Fiscalidade favorece o uso de automóveis e a dependência dos combustíveis fósseis
Estudos indicam que uma grande parte dos veículos que entram diariamente em Lisboa e Porto são automóveis fornecidos pelas empresas, chegando em alguns eixos a ser mais de metade do total dos veículos em circulação Este modelo altamente ineficiente prejudica a economia e a sociedade no seu conjunto agravando o congestionamento e com ele penalizando os tempos de viagem, a produtividade laboral, e o tempo de lazer das famílias; mantendo a poluição atmosférica nas cidades a níveis perigosos para a saúde o que tem pesados custos para o Serviço Nacional de Saúde, para o orçamento das famílias e para a qualidade de vida e a produtividade do trabalho; fragilizando a economia conservando a sua dependência de combustíveis fósseis que de tempos a tempos têm picos inflacionários; e por fim comprometendo as metas de redução de emissões de gases com efeito de estufa a que Portugal se comprometeu. O acordo, a entrar em vigor em 2025, reduzirá as taxas de tributação autónoma aplicadas a viaturas e aumenta em 10.000 euros os limites de custo de aquisição, o que é um claro incentivo para que as empresas continuem a beneficiar de vantagens fiscais, encorajando o uso ineficiente do automóvel incluindo veículos a combustão e subsidiando indiretamente o uso de combustíveis fósseis, o que contraria os objetivos europeus e a lei de bases do clima no que que apontam para o fim destes incentivos perversos.
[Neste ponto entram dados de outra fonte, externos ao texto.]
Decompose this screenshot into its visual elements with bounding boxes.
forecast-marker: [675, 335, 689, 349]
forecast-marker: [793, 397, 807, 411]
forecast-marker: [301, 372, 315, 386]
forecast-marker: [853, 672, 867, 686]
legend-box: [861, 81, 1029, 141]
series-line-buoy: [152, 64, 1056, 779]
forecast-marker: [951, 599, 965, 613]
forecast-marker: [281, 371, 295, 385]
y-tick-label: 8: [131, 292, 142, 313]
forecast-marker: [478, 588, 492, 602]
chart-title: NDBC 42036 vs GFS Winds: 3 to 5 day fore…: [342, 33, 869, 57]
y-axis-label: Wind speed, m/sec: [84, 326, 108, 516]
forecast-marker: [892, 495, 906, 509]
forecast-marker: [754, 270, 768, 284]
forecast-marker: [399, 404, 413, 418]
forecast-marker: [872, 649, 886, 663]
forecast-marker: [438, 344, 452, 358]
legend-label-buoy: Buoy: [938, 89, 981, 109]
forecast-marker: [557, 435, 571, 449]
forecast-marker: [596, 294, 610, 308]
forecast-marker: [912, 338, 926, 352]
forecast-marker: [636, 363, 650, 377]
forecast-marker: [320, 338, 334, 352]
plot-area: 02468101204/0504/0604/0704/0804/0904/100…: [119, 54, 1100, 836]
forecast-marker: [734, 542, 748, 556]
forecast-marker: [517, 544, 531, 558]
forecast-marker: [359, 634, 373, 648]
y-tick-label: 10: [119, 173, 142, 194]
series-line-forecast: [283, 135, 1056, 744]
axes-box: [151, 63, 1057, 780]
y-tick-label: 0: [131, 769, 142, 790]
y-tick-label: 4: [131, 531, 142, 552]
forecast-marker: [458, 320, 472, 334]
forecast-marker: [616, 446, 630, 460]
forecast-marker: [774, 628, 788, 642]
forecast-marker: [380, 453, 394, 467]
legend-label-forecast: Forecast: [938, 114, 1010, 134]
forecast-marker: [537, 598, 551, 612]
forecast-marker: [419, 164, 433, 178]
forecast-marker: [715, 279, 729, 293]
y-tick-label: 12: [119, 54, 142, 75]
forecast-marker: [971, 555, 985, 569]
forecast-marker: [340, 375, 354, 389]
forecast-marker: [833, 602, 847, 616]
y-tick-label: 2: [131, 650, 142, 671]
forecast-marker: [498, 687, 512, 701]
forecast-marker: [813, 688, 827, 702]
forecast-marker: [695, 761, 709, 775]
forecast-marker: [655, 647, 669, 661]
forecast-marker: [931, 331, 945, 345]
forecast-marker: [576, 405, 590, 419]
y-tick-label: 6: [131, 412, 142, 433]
ZERO apela à revisão destas medidas no OE 2025
A ZERO apela ao Governo e às partes envolvidas para que revejam as suas posições e aos partidos envolvidos na negociação orçamental que quantifiquem esta despesa fiscal e corrijam as medidas relativas à descida de tributações autónomas na aquisição de veículos a combustão ou de elétricos que circulem menos de 50 000 km por ano. Ao invés o próximo orçamento de Estado deverá canalizar 15% dos impostos rodoviários (ISP, ISV e IUC) para o investimento em sistemas de transporte público incluindo em sistemas flexíveis de mobilidade partilhada e em modos ativos e outros 15% dos impostos rodoviários – cerca de 600 milhões de euros – em incentivos à eletrificação de veículos com intensa utilização, que percorrem mais de 50 000 km por ano, bem como à criação de áreas dedicadas exclusivamente ao carregamento deste tipo de veículos.
A crise climática não pode ser ignorada, e decisões como estas representam mais um perigoso desvio dos compromissos de Portugal para a descarbonização e para a proteção do ambiente.